Les nouvelles arrivent par WhatsApp. Bonnes : les amis dans le kibboutz untel vont bien. « Ok dans les grandes lignes ». La copine qui est enceinte et qui doit accoucher d’ici peu n’a pas accouché, en dépit du stress (ce qu’elle regrette).

Les nouvelles moins bonnes arrivent également. Les amis qui ont dîné chez nous envoient un message : « deux amis de notre groupe de théâtre habitent un kibboutz à côté de Gaza. Ils ont été ou kidnappés ou tués. » En Israël la théorie des six degrés de séparation ne tient pas. Nous sommes un petit pays : tout le monde est à deux chaînons de distance au plus. Cela rend les joies plus fortes et les chagrins plus profonds. Ce soir nous sommes neuf millions à pleurer ensemble.

On reçoit des messages de soutien de plein de gens à travers le monde. Des amis, des inconnus. On voit des photos de la porte de Brandebourg illuminée aux couleurs d’Israël. On lit des messages de soutien des présidents, ministres et premiers ministres du monde entier. Cela fait chaud au cœur. Pour une fois, Israël n’est pas seul. Pour une fois, notre peine est partagée. Pour une fois le monde est d’accord pour regarder l’allure de notre ennemi, qui est aussi le leur. Peut-être, enfin, pourrons-nous le vaincre définitivement.

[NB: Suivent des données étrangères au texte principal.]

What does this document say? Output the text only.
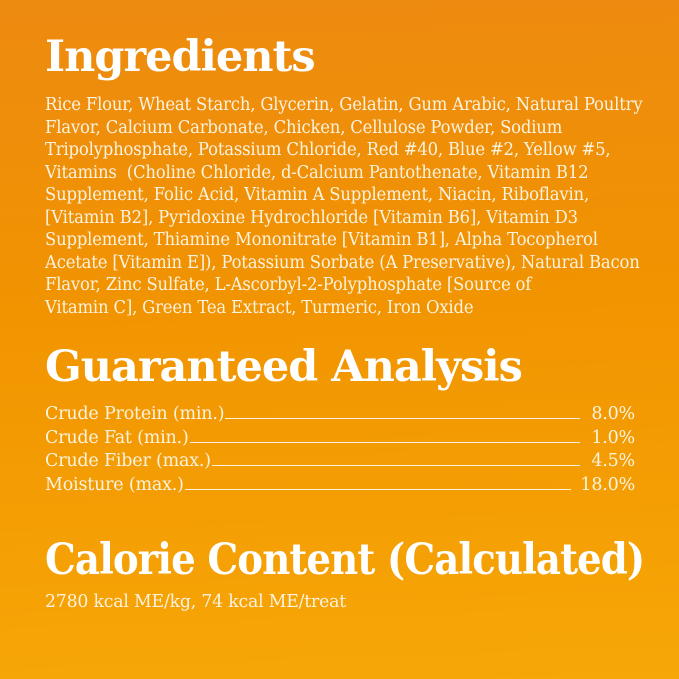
Ingredients
Rice Flour, Wheat Starch, Glycerin, Gelatin, Gum Arabic, Natural Poultry
Flavor, Calcium Carbonate, Chicken, Cellulose Powder, Sodium
Tripolyphosphate, Potassium Chloride, Red #40, Blue #2, Yellow #5,
Vitamins  (Choline Chloride, d-Calcium Pantothenate, Vitamin B12
Supplement, Folic Acid, Vitamin A Supplement, Niacin, Riboflavin,
[Vitamin B2], Pyridoxine Hydrochloride [Vitamin B6], Vitamin D3
Supplement, Thiamine Mononitrate [Vitamin B1], Alpha Tocopherol
Acetate [Vitamin E]), Potassium Sorbate (A Preservative), Natural Bacon
Flavor, Zinc Sulfate, L-Ascorbyl-2-Polyphosphate [Source of
Vitamin C], Green Tea Extract, Turmeric, Iron Oxide
Guaranteed Analysis
Crude Protein (min.)	8.0%
Crude Fat (min.)	1.0%
Crude Fiber (max.)	4.5%
Moisture (max.)	18.0%
Calorie Content (Calculated)
2780 kcal ME/kg, 74 kcal ME/treat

On prépare le mamad pour la nuit : coussins sur le sol, petite chaise de camping, bouteilles d’eau. On laisse la lumière allumée pour pouvoir facilement trouver le chemin en cas d’alerte et pour rassurer les enfants. Mais, alors qu’on va se coucher en espérant que la nuit sera relativement calme, je me dis que cette petite lumière n’est peut-être pas là que pour rassurer les enfants. – Fin du premier jour.